Monday, 20 July 2009

SThree bucks pricing trends

(By Anthony Miller – Monday 20th July 2009 9:00am). It was as horrible as they thought it would be. Despite muted signs of market stability (see SThree sees UK ICT recruitment slump near bottom), leading UK ITSA (IT staff agency) SThree saw earnings almost disappear in its first half to 31st May (see here). This was in part due to a £8.5m restructuring charge as, unusually for SThree, it had to resort to layoffs to cut staff, rather let than it’s ‘Darwinian’ compensation policy (see SThree – survival of the fittest) take its natural course.

That said, SThree managed to increase average pricing when most others are caving to customer pressure. Contractor gross margins improved 110bps to 22.5% (this is just dreamland for most recruitment firms, by the way) even though there were 22% fewer contactors at clients. Average permanent placement fees rose nearly 11% to £11.8k despite a 34% drop in placements. Overall, gross margins dipped from 35% to 33% with gross profit now firmly skewed 58%/42% in favour of SThree’s contractor business.

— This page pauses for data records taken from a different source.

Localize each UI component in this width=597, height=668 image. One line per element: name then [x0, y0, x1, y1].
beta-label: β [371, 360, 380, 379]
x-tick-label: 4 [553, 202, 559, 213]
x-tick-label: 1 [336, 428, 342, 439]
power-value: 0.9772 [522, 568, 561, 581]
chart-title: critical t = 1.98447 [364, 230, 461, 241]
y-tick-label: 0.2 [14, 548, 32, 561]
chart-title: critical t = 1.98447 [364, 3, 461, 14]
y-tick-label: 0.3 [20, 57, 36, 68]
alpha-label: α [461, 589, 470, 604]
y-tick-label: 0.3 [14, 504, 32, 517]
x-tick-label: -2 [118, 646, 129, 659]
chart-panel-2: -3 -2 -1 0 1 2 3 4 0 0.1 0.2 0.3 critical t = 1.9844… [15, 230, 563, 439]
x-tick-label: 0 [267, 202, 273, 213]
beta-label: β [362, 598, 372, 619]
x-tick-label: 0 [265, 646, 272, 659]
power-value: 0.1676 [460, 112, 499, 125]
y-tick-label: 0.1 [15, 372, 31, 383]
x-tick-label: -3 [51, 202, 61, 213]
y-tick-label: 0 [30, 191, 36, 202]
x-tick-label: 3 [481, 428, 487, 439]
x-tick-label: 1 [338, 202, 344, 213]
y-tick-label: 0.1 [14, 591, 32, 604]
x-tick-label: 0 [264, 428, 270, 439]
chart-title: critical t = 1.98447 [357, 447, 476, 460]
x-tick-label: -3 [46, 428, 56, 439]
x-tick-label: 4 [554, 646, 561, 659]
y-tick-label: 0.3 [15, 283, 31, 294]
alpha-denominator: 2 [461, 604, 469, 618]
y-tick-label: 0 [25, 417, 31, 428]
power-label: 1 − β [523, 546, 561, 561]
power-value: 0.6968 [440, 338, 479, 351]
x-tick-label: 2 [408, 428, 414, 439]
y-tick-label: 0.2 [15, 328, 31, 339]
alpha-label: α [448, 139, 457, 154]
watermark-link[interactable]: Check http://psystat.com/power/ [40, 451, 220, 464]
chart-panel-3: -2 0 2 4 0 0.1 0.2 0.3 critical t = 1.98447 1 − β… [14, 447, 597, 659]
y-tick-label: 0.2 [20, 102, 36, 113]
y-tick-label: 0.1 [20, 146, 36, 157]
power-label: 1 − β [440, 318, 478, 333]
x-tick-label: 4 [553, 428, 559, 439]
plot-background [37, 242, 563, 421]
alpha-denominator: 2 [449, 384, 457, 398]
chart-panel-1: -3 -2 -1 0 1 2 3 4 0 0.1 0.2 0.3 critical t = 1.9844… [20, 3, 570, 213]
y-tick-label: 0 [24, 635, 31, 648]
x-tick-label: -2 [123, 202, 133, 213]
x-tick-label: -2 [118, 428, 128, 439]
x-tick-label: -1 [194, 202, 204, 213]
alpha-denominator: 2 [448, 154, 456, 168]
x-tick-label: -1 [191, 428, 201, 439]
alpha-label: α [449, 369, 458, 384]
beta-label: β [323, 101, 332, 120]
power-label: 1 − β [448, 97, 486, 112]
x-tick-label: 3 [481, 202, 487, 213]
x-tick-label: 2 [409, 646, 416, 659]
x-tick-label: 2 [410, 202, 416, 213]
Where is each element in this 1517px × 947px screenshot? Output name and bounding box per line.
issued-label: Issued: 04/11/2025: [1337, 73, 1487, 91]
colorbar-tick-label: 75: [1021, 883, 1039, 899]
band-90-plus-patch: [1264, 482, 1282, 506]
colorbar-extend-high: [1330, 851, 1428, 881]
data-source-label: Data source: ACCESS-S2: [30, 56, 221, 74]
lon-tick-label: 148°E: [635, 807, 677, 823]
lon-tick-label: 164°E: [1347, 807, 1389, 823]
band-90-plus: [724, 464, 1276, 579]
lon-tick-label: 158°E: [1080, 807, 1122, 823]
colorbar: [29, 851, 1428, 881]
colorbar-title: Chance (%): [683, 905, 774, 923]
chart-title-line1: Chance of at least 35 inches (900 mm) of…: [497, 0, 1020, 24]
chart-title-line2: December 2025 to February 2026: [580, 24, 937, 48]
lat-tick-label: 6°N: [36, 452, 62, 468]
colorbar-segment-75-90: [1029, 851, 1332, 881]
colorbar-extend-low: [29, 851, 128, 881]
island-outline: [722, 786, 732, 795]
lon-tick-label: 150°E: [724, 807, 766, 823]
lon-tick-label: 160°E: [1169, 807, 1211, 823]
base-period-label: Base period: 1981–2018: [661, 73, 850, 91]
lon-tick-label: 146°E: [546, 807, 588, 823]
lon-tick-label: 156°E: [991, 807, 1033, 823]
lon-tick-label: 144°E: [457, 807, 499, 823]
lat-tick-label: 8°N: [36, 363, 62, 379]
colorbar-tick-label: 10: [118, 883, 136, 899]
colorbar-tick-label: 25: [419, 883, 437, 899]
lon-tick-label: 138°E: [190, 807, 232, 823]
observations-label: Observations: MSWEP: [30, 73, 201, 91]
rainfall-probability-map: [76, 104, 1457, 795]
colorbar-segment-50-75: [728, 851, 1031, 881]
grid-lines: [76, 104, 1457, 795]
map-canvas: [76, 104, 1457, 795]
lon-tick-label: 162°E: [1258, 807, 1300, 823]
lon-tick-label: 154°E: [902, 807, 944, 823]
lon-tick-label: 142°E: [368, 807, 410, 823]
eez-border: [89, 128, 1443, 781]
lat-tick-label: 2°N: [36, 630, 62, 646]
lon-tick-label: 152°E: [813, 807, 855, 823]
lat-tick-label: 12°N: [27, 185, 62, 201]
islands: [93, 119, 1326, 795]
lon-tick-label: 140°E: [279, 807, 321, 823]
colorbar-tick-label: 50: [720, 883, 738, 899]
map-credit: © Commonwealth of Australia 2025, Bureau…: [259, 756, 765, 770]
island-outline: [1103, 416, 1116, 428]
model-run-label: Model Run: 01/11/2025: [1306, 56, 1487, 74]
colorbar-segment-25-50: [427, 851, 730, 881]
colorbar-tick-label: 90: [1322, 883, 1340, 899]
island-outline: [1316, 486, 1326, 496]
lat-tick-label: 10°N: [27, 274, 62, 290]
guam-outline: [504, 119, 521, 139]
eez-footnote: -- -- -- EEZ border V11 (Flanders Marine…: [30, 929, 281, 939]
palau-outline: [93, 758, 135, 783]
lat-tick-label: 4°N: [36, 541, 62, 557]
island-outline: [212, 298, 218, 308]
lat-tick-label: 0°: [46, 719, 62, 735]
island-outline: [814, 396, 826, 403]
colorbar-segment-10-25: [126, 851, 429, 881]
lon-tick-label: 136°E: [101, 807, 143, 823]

But what is really pushing SThree’s business forwards in these troubled times is its diversification into non-ICT disciplines and non-UK markets. Gross profits in SThree’s non-ICT segments (including accountancy/finance, banking, engineering, oil/gas, pharma and others) grew 9% to £24m, and is now 25% of the total. GP in non-UK businesses grew 20% to £51m, whereas UK GP fell 29% to £43m, i.e. for the first time SThree now earns more profit overseas than in the UK. Given its roots as a solely UK-based ITSA, it really shows how well CEO Russell Clements has both steered and managed the business.

But the immediate outlook still looks grim. Even SThree’s non-UK markets saw conditions deteriorate, and despite signs of stability in the UK, Clements said that “the data points are relatively limited” with no evidence as yet that the bottom has been reached. Firm hands are still required on the tiller!